My Wordpress website got a "error establishing connection to database" massage.
My host informed me it was because my "user" had too many database connections that were open at once. This caused an error making additional connections, and thus the massage.
This has been corrected by killing deadlocked database connections. There were a number of connections copying data to temporary tables, but the deadlock was caused by a large set of lookups waiting for one update.
Can someone explain to me how this might have happened, and how to avoid it?
(p.s: that WP installation has over 2000 posts)
The MySQL “Too many connections” error occurs when more queries are sent to a MySQL database than can be processed. The error can be fixed by setting a new number of maximum connections in the configuration file or globally.
Hi, By default, SQL Server allows a maximum of 32767 concurrent connections which is the maximum number of users that can simultaneously log in to the SQL server instance.
This means that the maximum number of clients that may be connected to the server has been reached. Either the client will have to wait for another client to log off, or the administrator will have to increase the maximum number of connections allowed.
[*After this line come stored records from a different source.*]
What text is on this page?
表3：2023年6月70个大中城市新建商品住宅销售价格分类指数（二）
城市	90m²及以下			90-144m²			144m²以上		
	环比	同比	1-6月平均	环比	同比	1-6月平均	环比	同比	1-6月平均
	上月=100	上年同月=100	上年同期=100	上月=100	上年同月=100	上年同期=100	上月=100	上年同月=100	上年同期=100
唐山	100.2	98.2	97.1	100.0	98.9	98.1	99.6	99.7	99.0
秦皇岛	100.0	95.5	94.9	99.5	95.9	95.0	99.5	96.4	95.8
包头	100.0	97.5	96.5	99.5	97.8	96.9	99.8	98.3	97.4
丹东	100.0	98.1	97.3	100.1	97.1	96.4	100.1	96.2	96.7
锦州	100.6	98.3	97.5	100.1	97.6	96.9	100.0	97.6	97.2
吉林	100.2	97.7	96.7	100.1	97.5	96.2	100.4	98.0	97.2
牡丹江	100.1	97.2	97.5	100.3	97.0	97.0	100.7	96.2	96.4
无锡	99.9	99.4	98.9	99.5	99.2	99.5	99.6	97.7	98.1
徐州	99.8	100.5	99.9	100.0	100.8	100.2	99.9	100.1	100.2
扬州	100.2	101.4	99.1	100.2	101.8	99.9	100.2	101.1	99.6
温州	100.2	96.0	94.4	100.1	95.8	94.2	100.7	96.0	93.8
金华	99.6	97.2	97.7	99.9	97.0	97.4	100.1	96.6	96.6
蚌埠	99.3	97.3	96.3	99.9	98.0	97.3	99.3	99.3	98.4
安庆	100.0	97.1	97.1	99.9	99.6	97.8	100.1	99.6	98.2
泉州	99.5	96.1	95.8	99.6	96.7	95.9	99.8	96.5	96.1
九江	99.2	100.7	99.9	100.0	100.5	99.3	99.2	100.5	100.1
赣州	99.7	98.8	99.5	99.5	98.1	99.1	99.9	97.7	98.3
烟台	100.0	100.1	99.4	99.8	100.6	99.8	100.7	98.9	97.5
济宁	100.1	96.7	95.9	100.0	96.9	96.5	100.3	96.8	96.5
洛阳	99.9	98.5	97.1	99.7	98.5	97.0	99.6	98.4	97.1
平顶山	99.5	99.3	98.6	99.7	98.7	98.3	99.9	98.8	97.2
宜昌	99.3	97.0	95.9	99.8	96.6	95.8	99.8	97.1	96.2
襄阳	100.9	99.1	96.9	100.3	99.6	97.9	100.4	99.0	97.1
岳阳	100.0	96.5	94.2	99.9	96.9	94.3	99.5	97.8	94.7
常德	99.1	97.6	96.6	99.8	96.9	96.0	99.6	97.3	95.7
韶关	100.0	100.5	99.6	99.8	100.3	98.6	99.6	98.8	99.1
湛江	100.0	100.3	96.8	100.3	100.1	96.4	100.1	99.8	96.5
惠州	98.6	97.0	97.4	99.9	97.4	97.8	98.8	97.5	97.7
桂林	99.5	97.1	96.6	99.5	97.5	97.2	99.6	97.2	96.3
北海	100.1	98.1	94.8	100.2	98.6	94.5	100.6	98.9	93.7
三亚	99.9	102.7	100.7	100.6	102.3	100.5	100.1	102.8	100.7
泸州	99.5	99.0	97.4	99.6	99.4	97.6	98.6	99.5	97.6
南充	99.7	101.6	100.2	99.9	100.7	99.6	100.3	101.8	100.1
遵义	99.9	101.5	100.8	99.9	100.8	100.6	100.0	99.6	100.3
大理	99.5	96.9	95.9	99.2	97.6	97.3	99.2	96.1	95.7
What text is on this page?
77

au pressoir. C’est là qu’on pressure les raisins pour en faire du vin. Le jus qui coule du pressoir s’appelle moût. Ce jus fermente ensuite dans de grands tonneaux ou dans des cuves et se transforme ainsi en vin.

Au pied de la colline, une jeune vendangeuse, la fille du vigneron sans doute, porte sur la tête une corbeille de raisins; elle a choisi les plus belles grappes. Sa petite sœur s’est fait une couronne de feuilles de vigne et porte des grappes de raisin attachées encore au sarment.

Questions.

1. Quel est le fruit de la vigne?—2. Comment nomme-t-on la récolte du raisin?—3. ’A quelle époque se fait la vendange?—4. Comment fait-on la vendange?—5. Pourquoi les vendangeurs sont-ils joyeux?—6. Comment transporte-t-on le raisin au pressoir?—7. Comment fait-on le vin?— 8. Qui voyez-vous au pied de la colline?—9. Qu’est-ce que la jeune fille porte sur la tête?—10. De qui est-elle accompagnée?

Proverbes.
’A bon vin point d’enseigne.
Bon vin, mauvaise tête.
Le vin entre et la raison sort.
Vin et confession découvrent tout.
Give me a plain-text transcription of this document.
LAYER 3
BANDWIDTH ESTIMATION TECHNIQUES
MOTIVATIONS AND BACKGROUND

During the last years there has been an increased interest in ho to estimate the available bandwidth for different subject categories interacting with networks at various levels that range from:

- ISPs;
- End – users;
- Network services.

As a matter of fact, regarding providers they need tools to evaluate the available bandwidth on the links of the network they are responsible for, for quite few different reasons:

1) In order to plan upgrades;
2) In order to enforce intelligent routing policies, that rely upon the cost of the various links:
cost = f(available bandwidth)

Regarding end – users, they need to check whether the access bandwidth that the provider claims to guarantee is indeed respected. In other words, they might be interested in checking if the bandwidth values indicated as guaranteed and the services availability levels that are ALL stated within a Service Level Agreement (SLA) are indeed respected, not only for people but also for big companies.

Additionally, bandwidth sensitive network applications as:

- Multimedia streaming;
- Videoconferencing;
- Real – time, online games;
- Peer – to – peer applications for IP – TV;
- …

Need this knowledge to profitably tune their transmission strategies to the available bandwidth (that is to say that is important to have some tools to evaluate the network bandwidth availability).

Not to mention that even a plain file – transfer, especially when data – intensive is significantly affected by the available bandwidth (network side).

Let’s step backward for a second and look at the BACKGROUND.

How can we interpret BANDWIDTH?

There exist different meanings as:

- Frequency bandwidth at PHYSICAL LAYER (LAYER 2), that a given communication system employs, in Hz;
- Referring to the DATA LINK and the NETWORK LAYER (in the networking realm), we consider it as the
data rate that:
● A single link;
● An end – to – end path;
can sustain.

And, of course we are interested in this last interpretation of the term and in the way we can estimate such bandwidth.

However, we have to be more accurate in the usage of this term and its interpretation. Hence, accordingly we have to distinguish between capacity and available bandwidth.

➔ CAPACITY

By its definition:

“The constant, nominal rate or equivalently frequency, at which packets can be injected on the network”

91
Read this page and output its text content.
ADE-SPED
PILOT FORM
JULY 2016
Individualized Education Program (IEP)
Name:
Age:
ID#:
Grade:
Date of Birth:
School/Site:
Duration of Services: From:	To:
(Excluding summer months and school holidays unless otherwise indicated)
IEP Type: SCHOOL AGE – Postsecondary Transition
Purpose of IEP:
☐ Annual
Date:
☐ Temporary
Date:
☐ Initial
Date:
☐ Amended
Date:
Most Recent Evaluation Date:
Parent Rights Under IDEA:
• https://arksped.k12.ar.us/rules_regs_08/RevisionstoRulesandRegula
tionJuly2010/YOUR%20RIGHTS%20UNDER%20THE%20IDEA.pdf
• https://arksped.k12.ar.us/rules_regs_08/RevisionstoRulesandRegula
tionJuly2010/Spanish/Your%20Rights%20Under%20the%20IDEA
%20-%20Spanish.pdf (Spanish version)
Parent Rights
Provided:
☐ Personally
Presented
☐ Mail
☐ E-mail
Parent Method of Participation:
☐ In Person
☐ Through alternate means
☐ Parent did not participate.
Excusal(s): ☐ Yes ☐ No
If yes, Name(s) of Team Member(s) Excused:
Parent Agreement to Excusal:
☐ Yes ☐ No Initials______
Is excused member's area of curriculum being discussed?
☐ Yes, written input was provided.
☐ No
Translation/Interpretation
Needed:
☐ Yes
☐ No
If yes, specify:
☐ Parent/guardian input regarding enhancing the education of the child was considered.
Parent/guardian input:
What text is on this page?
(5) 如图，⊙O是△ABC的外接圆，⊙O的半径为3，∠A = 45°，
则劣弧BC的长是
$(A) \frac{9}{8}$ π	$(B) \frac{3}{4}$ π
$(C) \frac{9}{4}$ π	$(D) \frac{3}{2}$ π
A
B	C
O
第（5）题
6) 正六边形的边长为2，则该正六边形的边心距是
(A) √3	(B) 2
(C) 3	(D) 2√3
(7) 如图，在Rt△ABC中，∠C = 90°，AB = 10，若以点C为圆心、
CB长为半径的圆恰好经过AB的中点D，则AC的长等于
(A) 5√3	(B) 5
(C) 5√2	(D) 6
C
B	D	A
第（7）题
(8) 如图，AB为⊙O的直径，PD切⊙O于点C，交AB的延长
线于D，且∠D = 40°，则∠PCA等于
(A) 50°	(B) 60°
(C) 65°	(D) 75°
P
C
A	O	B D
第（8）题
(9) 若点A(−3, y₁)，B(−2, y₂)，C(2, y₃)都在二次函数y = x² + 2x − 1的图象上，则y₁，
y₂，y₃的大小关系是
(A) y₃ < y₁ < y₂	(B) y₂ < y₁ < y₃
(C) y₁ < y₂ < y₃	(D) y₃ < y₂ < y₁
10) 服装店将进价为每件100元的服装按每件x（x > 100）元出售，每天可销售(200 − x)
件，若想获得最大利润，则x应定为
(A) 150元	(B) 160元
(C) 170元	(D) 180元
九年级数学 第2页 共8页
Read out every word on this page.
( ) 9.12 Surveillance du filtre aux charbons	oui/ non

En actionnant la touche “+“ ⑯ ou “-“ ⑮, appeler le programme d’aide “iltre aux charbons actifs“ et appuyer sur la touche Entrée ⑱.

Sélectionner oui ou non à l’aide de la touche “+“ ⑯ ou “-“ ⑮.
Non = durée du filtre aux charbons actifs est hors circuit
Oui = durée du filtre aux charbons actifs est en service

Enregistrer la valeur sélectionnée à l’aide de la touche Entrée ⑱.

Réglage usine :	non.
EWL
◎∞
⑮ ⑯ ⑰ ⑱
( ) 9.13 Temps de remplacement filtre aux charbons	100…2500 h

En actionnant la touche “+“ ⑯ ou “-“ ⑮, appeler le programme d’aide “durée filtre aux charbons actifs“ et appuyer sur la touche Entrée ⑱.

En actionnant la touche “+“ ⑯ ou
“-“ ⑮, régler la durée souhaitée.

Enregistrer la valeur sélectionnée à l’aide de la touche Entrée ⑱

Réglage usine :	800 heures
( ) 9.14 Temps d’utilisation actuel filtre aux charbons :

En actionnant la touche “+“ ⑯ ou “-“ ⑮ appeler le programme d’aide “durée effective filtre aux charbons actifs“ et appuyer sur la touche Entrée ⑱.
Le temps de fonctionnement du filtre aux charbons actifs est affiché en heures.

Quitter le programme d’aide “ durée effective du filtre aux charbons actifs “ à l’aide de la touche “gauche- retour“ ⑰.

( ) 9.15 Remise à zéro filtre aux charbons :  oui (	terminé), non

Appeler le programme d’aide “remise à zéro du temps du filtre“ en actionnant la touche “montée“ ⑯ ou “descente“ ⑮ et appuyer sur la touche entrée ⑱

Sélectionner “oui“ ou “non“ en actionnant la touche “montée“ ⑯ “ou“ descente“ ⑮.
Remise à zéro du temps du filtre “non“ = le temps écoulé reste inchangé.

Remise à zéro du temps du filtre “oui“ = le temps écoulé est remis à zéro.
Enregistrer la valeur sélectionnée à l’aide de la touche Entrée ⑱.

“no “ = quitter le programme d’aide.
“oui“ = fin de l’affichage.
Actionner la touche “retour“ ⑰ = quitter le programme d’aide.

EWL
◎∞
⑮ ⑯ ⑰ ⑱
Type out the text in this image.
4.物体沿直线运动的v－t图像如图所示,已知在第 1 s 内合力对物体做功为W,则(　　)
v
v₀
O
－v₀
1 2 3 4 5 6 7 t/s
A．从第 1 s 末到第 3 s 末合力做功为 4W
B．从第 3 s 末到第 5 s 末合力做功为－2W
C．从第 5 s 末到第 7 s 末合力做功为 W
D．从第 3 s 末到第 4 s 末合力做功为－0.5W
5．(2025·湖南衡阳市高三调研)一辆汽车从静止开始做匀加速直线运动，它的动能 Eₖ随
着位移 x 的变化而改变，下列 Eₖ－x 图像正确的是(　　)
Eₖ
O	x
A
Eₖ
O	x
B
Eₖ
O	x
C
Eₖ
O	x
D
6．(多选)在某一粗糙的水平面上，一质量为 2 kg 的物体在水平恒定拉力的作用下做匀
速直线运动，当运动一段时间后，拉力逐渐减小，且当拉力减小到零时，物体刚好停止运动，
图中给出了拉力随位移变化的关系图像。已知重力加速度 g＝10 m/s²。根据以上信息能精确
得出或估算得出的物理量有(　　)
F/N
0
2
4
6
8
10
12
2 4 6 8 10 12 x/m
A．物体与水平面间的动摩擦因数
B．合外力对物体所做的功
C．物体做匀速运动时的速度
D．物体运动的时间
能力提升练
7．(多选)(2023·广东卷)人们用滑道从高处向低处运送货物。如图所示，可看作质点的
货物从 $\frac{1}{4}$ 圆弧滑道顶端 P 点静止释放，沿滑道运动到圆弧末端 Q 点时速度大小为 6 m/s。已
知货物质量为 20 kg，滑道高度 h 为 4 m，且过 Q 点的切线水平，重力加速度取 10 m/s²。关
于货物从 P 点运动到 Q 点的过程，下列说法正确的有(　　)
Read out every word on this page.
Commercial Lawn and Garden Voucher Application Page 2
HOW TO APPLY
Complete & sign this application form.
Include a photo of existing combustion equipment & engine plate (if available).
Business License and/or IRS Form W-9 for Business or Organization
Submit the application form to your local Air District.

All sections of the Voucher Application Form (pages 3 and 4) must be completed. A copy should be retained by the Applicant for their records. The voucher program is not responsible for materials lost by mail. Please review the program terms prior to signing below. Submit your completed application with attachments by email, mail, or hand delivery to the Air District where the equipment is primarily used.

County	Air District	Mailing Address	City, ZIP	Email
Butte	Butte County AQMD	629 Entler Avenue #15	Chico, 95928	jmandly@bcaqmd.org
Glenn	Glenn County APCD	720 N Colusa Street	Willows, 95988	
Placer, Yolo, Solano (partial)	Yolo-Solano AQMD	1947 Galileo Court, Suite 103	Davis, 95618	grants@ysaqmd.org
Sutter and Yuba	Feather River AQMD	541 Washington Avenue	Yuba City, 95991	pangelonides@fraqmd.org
One thing I've seen help a great deal with WP and database speed is to clean your database of post and page revisions. WP keeps a full copy of each edit revision, and with 2000 posts, your database could be huge. Run this as an SQL query in phpmyadmin to clear revisions. I've seen databases drop 75% in size and run much faster after clearing revisions. Change the table prefix if you changed it when you installed WP, and run a backup beforehand.
DELETE a,b,c
FROM wp_posts a
LEFT JOIN wp_term_relationships b ON (a.ID = b.object_id)
LEFT JOIN wp_postmeta c ON (a.ID = c.post_id)
WHERE a.post_type = 'revision'
Then optimize tables after you run that query to finish clearing the revisions, either from the dropdown menu in phpmyadmin to optimize the whole database, or by another query just for the posts table:
OPTIMIZE TABLE wp_posts;
Then you can prevent post/page revisions from accumulating again by adding this line to wp-config.php to stop revisions:
define ('WP_POST_REVISIONS', FALSE);
Or this line to select the number of revisions to keep:
define('WP_POST_REVISIONS', 3);
If you have access to your MySQL config file, look into tuning MySQL for better performance with a utility like GitHub - major/MySQLTuner-perl.
In a shared hosting environment this behavior will occur sooner or later as your blog starts seeing more traffic - the specifics you mentioned sound like they may be related to poorly-written WordPress plugins (for performance's sake, make sure all your plugins updated along with the WordPress core).
You might also want to consider WP Super Cache if you haven't already.